今日は4連休最後の日です。東京は今日も、雨が降ったり止んだりの梅雨らしい一日でした。

今日の1曲は、モーツァルトのクラリネット三重奏曲変ホ長調K498です。「ケーゲルシュタット・トリオ」というニックネームで呼ばれることの多い曲です。
演奏は、スティーヴン・コヴァセヴィチ(p)、ジャック・ブライマー(cl)、パトリック・アイルランド(va)です。1969年12月の旧PHILIPSへの録音です。ブライマーとアイルランドは管理人の知らない奏者ですが、PHILIPSのような大レーベルによってソロ奏者に起用されているので、アムステルダム・コンセルトヘボウ管弦楽団の首席奏者ではないかと想像します。

本曲クラリネット三重奏曲「ケーゲルシュタット・トリオ」ですが、上記のようにピアノ、クラリネット、ヴィオラのアンサンブルです。ケーゲルシュタットというニックネームの由来ですが、ネットで調べたところ、当時ケーゲルというボーリングの原型のようなゲームがあったらしく、モーツァルトがケーゲルを楽しみながら本曲を作曲したというエピソードがあるため(ただし、そのことの真偽は不明だと思います)のようです。
本曲は3楽章構成で、楽譜指定は次のようになっています。

第1楽章 アンダンテ
第2楽章 メヌエット
第3楽章 ロンド

緩徐楽章からスタートするという珍しい構成です。
もっとも楽章間の起伏は小さいと感じます。第3楽章のロンドでも、弾けるような明るさではなく穏やかな曲調です。
最初から最後まで、温和で優雅でのんびりとした曲調です。モーツァルトならではの優美な世界です。クラリネットという穏やかさとユーモアと深さを合わせ持った楽器をアンサンブルの中心に持ってきたことが、曲の性格を決定づけているように思います。
モーツァルトが後年クラリネットのために作曲したクラリネット五重奏曲K581、クラリネット協奏曲K622では、明朗・優雅な表面の裏に哀しみの感情が感じられますが、本曲ではそのような要素は感じられないように思います。終始、春の日の陽だまりのような温和な曲なのです。

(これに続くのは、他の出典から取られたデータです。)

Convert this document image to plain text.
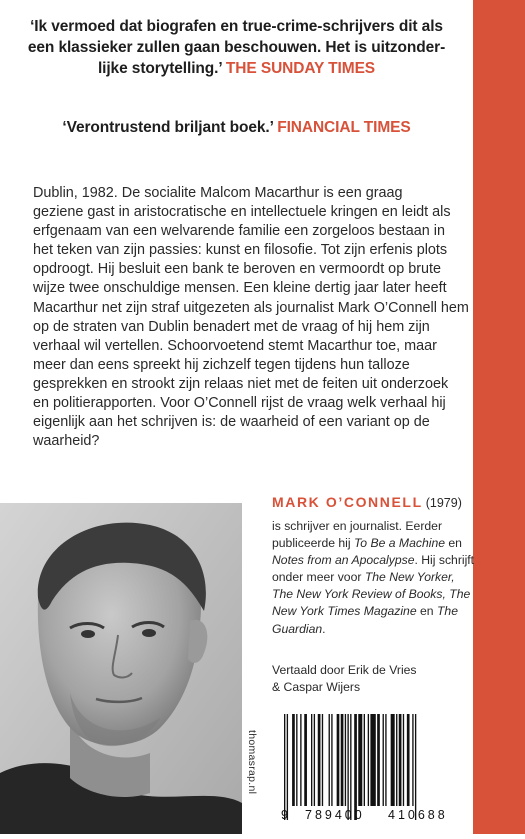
‘Ik vermoed dat biografen en true-crime-schrijvers dit als
een klassieker zullen gaan beschouwen. Het is uitzonder-
lijke storytelling.’ THE SUNDAY TIMES
‘Verontrustend briljant boek.’ FINANCIAL TIMES
Dublin, 1982. De socialite Malcom Macarthur is een graag
geziene gast in aristocratische en intellectuele kringen en leidt als
erfgenaam van een welvarende familie een zorgeloos bestaan in
het teken van zijn passies: kunst en filosofie. Tot zijn erfenis plots
opdroogt. Hij besluit een bank te beroven en vermoordt op brute
wijze twee onschuldige mensen. Een kleine dertig jaar later heeft
Macarthur net zijn straf uitgezeten als journalist Mark O’Connell hem
op de straten van Dublin benadert met de vraag of hij hem zijn
verhaal wil vertellen. Schoorvoetend stemt Macarthur toe, maar
meer dan eens spreekt hij zichzelf tegen tijdens hun talloze
gesprekken en strookt zijn relaas niet met de feiten uit onderzoek
en politierapporten. Voor O’Connell rijst de vraag welk verhaal hij
eigenlijk aan het schrijven is: de waarheid of een variant op de
waarheid?
MARK O’CONNELL (1979)
is schrijver en journalist. Eerder
publiceerde hij To Be a Machine en
Notes from an Apocalypse. Hij schrijft
onder meer voor The New Yorker,
The New York Review of Books, The
New York Times Magazine en The
Guardian.
Vertaald door Erik de Vries
& Caspar Wijers
thomasrap.nl
9 789400 410688
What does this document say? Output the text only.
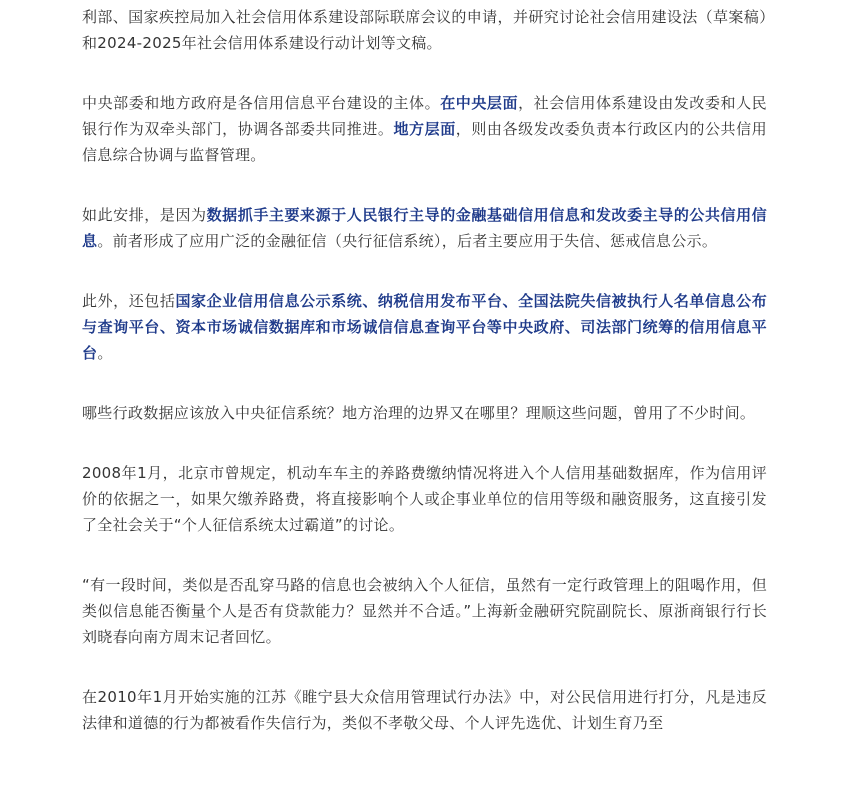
利部、国家疾控局加入社会信用体系建设部际联席会议的申请，并研究讨论社会信用建设法（草案稿）和2024-2025年社会信用体系建设行动计划等文稿。

中央部委和地方政府是各信用信息平台建设的主体。在中央层面，社会信用体系建设由发改委和人民银行作为双牵头部门，协调各部委共同推进。地方层面，则由各级发改委负责本行政区内的公共信用信息综合协调与监督管理。

如此安排，是因为数据抓手主要来源于人民银行主导的金融基础信用信息和发改委主导的公共信用信息。前者形成了应用广泛的金融征信（央行征信系统），后者主要应用于失信、惩戒信息公示。

此外，还包括国家企业信用信息公示系统、纳税信用发布平台、全国法院失信被执行人名单信息公布与查询平台、资本市场诚信数据库和市场诚信信息查询平台等中央政府、司法部门统筹的信用信息平台。

哪些行政数据应该放入中央征信系统？地方治理的边界又在哪里？理顺这些问题，曾用了不少时间。

2008年1月，北京市曾规定，机动车车主的养路费缴纳情况将进入个人信用基础数据库，作为信用评价的依据之一，如果欠缴养路费，将直接影响个人或企事业单位的信用等级和融资服务，这直接引发了全社会关于“个人征信系统太过霸道”的讨论。

“有一段时间，类似是否乱穿马路的信息也会被纳入个人征信，虽然有一定行政管理上的阻喝作用，但类似信息能否衡量个人是否有贷款能力？显然并不合适。”上海新金融研究院副院长、原浙商银行行长刘晓春向南方周末记者回忆。

在2010年1月开始实施的江苏《睢宁县大众信用管理试行办法》中，对公民信用进行打分，凡是违反法律和道德的行为都被看作失信行为，类似不孝敬父母、个人评先选优、计划生育乃至
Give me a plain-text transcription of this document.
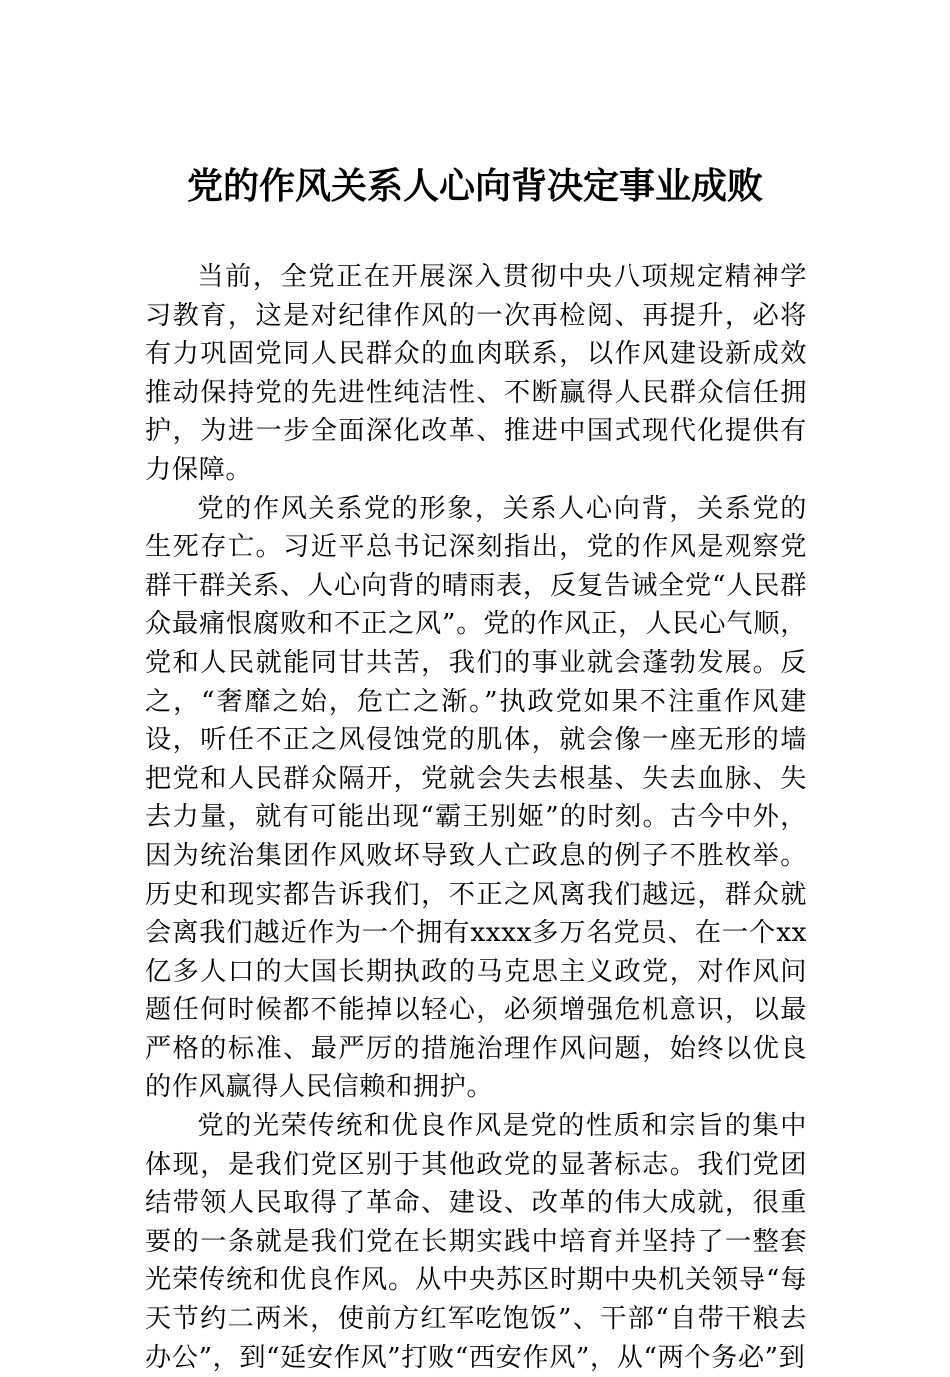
党的作风关系人心向背决定事业成败

当前，全党正在开展深入贯彻中央八项规定精神学习教育，这是对纪律作风的一次再检阅、再提升，必将有力巩固党同人民群众的血肉联系，以作风建设新成效推动保持党的先进性纯洁性、不断赢得人民群众信任拥护，为进一步全面深化改革、推进中国式现代化提供有力保障。

党的作风关系党的形象，关系人心向背，关系党的生死存亡。习近平总书记深刻指出，党的作风是观察党群干群关系、人心向背的晴雨表，反复告诫全党“人民群众最痛恨腐败和不正之风”。党的作风正，人民心气顺，党和人民就能同甘共苦，我们的事业就会蓬勃发展。反之，“奢靡之始，危亡之渐。”执政党如果不注重作风建设，听任不正之风侵蚀党的肌体，就会像一座无形的墙把党和人民群众隔开，党就会失去根基、失去血脉、失去力量，就有可能出现“霸王别姬”的时刻。古今中外，因为统治集团作风败坏导致人亡政息的例子不胜枚举。历史和现实都告诉我们，不正之风离我们越远，群众就会离我们越近作为一个拥有xxxx多万名党员、在一个xx亿多人口的大国长期执政的马克思主义政党，对作风问题任何时候都不能掉以轻心，必须增强危机意识，以最严格的标准、最严厉的措施治理作风问题，始终以优良的作风赢得人民信赖和拥护。

党的光荣传统和优良作风是党的性质和宗旨的集中体现，是我们党区别于其他政党的显著标志。我们党团结带领人民取得了革命、建设、改革的伟大成就，很重要的一条就是我们党在长期实践中培育并坚持了一整套光荣传统和优良作风。从中央苏区时期中央机关领导“每天节约二两米，使前方红军吃饱饭”、干部“自带干粮去办公”，到“延安作风”打败“西安作风”，从“两个务必”到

モーツァルトの室内楽というと弦楽四重奏曲、弦楽五重奏曲などが有名だと思いますが、管理人は、モーツァルトはピアノを使用した室内楽曲に名曲が多いと感じています。その最たるものは、40曲以上存在し宝の山というべきヴァイオリン・ソナタですが、本クラリネット三重奏曲も傑作の一つだと思います。カール・ライスターやザビーネ・マイヤーらクラリネットの名手が本曲を録音しているのも、その証左でしょう。

コヴァセヴィチ、ブライマー、アイルランドによる演奏は、堅実な趣のある演奏で、特にブライマーのクラリネットが室内楽の枠を守りながらも聴かせてくれます。管理人にとっては満足できる演奏です。

追記(8/6) 本記事は、当初「ケーゲルシュタット・トリオK498」というタイトルでしたが、「ケーゲルシュタット・トリオ」とはニックネームにすぎず、本曲は「クラリネット三重奏曲」という方がきちんとした名称だと思うので、タイトルをそのように変え、それに合わせて中身も書き換えました。